Des œuvres majeures furent réalisées à Constantinople, dont le Psautier Chludov et une édition des Homélies de Grégoire de Nazianze, ouvrage probablement rédigé par l’empereur Basile 1er et sa famille. Celle-ci est constituée d’illustrations pleine page venant enrichir les sermons de l’archevêque Grégoire, célèbre père de l’Église du IVe et archevêque de Constantinople. Le livre contient également une enluminure représentant l’empereur Basile entouré de sa femme et de ses fils ; ce type de portrait était fréquent dans les manuscrits richement enluminés qui appartenaient jadis aux souverains byzantins.
Le Psautier Chludov est constitué quant à lui d’illustrations marginales dont les miniatures représentant des scènes tirées des psaumes : évènements prédits dans le Nouveau Testament ou scènes pouvant faire référence à la situation politique contemporaine. Cet ouvrage, ou un autre très semblable à celui-ci, fut copié au XIXe  et est connu sous le nom de Psautier de Théodore. Il fut rédigé au monastère Saint-Jean-de Stoudios de Constantinople, dont le scriptorium était renommé pour ses manuscrits.

Au Xe un psautier d’un genre différent fut rédigé, probablement destiné à Romain II qui régna de 959 à 963.  Plutôt que des illustrations marginales, celui-ci présentent des images pleine page dépeignant des scènes importantes de la vie de David, prophète et roi.

On admet généralement que ces représentations ont été effectuées à partir d’exemples de modèles plus anciens et que leur esthétique et leur iconographie témoignent de l’influence de l’Antiquité classique.

Présentant un style et un format innovant, un magnifique manuscrit datant du XIIe illustre les homélies rédigées par un moine du nom de Jacques Kokkinobaphos.
Les sermons, dont le sujet est la Vierge Marie, montrent une série complexe de scènes représentant la vie apocryphe de celle-ci.

Beaucoup de manuscrits précieux disparurent au cours des guerres de Religion.

Le psautier de paris est un fameux manuscrit byzantin conservé à la Bibliothèque nationale de Paris.

Son texte, illustré de quelques miniatures d’un goût parfait, est écrit sur un très beau parchemin et date du Xe, au temps des empereurs macédoniens, et plus particulièrement de Constantin VII Porphyrogénète (905-959) qui avait un goût prononcé pour la culture grecque.
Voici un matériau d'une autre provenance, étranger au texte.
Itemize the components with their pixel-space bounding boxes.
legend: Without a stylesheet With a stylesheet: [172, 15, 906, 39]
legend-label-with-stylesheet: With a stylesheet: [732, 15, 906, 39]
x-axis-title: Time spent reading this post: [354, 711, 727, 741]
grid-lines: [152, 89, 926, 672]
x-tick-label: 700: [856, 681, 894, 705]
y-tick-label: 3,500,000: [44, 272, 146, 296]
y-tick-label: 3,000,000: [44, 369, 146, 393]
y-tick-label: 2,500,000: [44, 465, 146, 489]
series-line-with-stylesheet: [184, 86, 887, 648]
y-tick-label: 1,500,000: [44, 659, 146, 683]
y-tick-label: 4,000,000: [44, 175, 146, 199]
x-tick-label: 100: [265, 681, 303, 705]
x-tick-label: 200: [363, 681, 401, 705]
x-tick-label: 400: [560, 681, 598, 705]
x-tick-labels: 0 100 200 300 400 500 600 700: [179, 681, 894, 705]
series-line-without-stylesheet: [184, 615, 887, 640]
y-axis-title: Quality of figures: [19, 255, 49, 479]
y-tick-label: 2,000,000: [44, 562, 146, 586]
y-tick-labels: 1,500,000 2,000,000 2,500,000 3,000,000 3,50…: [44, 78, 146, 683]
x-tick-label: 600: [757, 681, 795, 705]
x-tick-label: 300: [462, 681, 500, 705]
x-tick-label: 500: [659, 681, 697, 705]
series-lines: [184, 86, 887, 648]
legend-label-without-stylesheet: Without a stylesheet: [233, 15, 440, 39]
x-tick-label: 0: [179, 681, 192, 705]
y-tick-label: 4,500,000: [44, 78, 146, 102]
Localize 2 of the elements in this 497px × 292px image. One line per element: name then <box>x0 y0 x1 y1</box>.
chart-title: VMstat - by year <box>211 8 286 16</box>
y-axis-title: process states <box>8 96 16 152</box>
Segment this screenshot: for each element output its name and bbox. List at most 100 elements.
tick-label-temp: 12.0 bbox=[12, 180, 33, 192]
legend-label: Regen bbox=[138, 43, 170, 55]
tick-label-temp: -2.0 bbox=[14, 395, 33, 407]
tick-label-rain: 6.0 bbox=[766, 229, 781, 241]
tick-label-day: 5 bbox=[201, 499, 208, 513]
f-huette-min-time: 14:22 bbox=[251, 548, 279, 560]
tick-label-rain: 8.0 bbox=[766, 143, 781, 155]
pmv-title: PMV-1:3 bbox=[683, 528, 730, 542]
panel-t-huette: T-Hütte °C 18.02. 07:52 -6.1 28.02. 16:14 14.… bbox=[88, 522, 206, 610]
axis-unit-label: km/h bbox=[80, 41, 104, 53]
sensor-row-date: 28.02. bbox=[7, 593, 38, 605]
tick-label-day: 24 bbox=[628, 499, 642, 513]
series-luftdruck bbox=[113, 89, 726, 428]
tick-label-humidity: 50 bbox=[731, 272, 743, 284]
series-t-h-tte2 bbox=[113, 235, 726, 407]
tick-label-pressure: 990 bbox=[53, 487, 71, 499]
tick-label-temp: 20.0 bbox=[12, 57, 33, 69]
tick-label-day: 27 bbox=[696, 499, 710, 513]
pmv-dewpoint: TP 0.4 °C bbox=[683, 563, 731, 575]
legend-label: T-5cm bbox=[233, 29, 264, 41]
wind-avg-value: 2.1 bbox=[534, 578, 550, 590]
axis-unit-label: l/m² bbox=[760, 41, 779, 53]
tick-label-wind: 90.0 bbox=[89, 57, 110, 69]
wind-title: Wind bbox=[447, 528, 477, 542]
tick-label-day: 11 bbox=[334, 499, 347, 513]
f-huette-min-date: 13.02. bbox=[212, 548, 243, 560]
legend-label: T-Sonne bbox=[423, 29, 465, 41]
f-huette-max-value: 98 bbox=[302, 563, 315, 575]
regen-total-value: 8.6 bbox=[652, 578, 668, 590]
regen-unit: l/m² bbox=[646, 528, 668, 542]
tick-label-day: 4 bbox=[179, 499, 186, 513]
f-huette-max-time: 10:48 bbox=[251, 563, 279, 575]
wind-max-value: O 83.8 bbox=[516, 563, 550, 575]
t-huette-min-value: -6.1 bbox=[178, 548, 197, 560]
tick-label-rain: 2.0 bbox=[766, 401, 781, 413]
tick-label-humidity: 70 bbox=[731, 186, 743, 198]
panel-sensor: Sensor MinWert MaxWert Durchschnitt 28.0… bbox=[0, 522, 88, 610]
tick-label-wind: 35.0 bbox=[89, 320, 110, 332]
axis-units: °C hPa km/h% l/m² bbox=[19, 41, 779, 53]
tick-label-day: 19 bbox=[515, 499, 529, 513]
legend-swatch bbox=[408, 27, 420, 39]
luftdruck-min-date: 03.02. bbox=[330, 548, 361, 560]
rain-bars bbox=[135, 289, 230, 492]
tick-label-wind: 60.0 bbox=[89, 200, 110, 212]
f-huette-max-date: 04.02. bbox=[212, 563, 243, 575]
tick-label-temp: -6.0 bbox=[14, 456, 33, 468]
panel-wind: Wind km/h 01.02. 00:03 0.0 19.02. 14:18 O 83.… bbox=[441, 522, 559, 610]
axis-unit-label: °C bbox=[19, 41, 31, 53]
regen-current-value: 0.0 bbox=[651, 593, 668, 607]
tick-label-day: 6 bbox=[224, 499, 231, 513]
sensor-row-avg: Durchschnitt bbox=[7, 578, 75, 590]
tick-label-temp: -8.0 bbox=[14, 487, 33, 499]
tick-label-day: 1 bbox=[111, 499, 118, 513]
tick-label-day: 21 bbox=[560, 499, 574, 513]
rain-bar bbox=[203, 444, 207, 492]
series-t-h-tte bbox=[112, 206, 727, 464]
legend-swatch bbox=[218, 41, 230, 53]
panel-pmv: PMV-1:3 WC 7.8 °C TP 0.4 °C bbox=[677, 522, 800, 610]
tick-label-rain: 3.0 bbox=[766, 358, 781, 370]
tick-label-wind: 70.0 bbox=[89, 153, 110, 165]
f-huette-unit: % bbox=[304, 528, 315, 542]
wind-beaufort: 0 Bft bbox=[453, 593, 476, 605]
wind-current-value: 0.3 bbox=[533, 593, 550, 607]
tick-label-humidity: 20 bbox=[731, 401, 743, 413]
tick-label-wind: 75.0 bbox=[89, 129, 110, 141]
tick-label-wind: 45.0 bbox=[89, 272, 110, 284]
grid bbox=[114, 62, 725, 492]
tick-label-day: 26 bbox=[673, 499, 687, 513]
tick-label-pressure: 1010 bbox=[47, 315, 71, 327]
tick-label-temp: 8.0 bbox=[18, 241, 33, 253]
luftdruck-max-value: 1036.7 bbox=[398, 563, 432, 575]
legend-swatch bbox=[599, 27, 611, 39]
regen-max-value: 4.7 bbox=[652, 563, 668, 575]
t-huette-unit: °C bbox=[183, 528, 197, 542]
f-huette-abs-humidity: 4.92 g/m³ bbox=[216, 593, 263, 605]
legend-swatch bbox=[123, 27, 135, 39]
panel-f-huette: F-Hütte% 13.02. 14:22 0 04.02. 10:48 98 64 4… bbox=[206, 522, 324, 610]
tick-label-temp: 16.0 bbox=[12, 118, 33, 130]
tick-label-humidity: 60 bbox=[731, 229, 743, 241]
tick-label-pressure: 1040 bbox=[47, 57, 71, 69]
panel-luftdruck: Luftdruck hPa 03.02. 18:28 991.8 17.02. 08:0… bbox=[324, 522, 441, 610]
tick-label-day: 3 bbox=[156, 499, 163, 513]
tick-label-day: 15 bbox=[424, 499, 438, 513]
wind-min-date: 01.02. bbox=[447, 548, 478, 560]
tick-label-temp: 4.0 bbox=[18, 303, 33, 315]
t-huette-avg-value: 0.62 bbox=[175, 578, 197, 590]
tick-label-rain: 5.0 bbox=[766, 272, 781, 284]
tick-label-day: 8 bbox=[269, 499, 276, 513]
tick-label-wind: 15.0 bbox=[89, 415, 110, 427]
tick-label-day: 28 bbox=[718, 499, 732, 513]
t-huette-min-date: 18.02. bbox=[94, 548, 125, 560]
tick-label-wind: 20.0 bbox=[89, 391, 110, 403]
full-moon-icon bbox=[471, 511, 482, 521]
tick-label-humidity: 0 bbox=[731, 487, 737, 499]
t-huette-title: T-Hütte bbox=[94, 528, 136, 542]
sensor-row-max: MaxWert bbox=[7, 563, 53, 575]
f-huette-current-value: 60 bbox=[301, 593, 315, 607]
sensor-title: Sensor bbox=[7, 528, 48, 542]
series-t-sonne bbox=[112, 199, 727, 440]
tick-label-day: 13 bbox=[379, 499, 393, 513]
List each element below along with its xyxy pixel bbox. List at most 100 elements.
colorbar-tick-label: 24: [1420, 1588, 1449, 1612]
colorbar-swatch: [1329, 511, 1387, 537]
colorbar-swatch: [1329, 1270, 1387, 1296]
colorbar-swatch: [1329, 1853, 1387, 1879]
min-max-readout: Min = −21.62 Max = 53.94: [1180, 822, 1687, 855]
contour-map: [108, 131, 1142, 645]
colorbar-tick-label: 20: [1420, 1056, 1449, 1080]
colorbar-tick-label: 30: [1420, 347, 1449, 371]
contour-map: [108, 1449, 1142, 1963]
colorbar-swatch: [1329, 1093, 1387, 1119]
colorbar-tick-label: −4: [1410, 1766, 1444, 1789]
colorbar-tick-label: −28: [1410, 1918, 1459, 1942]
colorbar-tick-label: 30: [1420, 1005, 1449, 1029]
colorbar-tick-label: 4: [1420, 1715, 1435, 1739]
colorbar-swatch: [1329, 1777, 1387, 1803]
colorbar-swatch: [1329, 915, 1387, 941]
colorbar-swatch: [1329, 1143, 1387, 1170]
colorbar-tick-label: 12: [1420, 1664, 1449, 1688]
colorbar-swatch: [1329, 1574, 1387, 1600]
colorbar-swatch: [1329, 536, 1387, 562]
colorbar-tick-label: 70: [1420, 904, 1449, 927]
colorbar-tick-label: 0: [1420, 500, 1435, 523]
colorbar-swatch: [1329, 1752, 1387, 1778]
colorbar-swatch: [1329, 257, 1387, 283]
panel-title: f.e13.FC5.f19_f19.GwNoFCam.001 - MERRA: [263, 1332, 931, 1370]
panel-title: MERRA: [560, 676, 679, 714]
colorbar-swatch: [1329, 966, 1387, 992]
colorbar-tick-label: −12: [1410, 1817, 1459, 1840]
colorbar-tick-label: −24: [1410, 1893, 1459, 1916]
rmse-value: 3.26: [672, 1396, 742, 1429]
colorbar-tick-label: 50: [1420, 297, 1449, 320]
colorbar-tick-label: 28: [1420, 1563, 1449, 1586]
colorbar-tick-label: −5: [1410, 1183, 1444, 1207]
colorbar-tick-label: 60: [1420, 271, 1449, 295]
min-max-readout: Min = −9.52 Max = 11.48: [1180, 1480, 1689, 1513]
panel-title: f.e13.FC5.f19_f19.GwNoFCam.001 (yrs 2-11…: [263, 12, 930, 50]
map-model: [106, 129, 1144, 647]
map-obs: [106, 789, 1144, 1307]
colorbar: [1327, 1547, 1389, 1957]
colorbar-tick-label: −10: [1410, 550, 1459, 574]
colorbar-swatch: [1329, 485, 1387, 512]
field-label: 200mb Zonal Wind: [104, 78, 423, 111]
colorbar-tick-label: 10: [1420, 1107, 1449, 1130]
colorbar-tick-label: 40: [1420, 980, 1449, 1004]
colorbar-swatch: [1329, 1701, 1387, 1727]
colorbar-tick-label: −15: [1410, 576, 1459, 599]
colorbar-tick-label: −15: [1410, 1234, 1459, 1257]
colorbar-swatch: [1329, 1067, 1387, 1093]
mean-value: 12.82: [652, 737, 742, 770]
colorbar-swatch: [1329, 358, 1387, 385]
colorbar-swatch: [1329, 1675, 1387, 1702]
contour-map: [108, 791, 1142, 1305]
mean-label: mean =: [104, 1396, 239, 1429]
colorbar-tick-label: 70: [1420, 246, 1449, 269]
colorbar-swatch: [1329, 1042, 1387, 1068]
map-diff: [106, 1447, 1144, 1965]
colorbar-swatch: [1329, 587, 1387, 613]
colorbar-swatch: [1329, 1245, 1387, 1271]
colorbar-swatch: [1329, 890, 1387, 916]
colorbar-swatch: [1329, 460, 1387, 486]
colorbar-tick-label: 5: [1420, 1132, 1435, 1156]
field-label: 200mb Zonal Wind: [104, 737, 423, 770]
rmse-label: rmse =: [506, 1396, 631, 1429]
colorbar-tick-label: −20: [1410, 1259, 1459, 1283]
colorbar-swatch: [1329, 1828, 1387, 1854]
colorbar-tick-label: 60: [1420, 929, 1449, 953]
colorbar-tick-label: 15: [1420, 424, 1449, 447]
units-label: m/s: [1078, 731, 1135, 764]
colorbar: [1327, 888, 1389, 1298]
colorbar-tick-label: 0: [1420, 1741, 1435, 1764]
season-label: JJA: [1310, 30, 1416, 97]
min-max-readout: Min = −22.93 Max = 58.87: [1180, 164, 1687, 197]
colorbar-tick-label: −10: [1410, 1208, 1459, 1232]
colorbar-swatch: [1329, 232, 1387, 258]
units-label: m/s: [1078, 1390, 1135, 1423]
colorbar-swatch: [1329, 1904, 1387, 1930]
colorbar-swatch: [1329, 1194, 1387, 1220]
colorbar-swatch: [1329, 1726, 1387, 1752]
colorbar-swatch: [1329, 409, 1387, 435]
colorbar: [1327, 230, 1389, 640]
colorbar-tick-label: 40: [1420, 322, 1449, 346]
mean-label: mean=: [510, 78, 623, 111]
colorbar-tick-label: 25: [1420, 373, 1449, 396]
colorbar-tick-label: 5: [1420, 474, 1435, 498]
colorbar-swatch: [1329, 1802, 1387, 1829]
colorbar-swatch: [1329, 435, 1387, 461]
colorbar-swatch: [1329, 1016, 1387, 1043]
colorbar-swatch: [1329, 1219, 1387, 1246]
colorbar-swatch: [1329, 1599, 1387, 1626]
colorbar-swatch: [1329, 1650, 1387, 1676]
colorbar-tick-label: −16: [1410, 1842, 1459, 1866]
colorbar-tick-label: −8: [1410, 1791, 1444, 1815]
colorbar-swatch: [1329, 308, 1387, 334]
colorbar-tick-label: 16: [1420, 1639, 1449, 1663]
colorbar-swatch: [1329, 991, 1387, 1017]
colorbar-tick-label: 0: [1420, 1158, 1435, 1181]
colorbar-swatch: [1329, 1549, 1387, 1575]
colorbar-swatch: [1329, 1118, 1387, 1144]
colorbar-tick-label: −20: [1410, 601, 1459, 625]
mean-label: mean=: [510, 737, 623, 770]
À ce moment on a ajouté quatorze miniatures illustrant la vie de David et les Cantiques bibliques, sur un parchemin vulgaire, de dimension un peu différente de celle du texte, et d’une exécution médiocre, mais qui sont des copies d’originaux d’une  grande valeur.
Le professeur Byvanek montre que les miniatures à  pleine page, sortent de tableaux exécutés par des artistes du Xe  qui s’inspirent  d’originaux  datant du temps des empereurs Théodose 1er et Théodose II, de la seconde moitié du IVe au milieu du Ve qui correspond à la première période byzantine, d’un classicisme raffiné, où triomphe le goût pour l’architecture classique, pour  les compositions mesurées et pour l’imitation fidèle de la nature. Les rochers  aux formes naturelles du Sinaï et de la montagne d’Ézéchiel ne se trouveront plus après la première moitié du Ve  remarque le professeur Byvanek .

Les peintures du Psautier se présentent sous la forme de tableaux  pleine page, dans des cadres ornés avec une grande variété, avec la plupart du temps des fonds de paysages et d’édifices d’aspect antique, sur lesquels se détachent des personnages environnés de figures allégoriques de la plus pure tradition classique.

Les huit premières ont trait à l’histoire de David : David jouant de la harpe au milieu de son troupeau, David tuant un lion, David sacré par Samuel, David et Goliath, le Triomphe de David, David couronné et élevé sur le pavois, David entre la Sagesse et la Prophétie et la Pénitence de David.
Suit l’illustration de six odes, cantiques d’action de grâce pour les bienfaits accordés par Jéhovah à son peuple.

Sauf dans le premier tableau, les figures sont nimbées.

Dans deux manuscrits byzantins, celui des Homélies de Grégoire de Nazianze, peint à Constantinople entre 880 et 886 et l’autre, la Bible de Léon du nom de son donateur et daté de la première moitié du Xe.
Dans ces deux manuscrits les thèmes bibliques sont souvent traités avec les mêmes détails que sur le Psautier.
La bible de Léon est illustrée de tableaux qui rappellent ceux du Psautier, par leur forme et leur iconographie. La ressemblance des peintures des deux manuscrits est telle, dans les sujets qui leur sont communs, que l’on suppose que le peintre de la Bible a simplement copié les peintres du Psautier en les modifiant.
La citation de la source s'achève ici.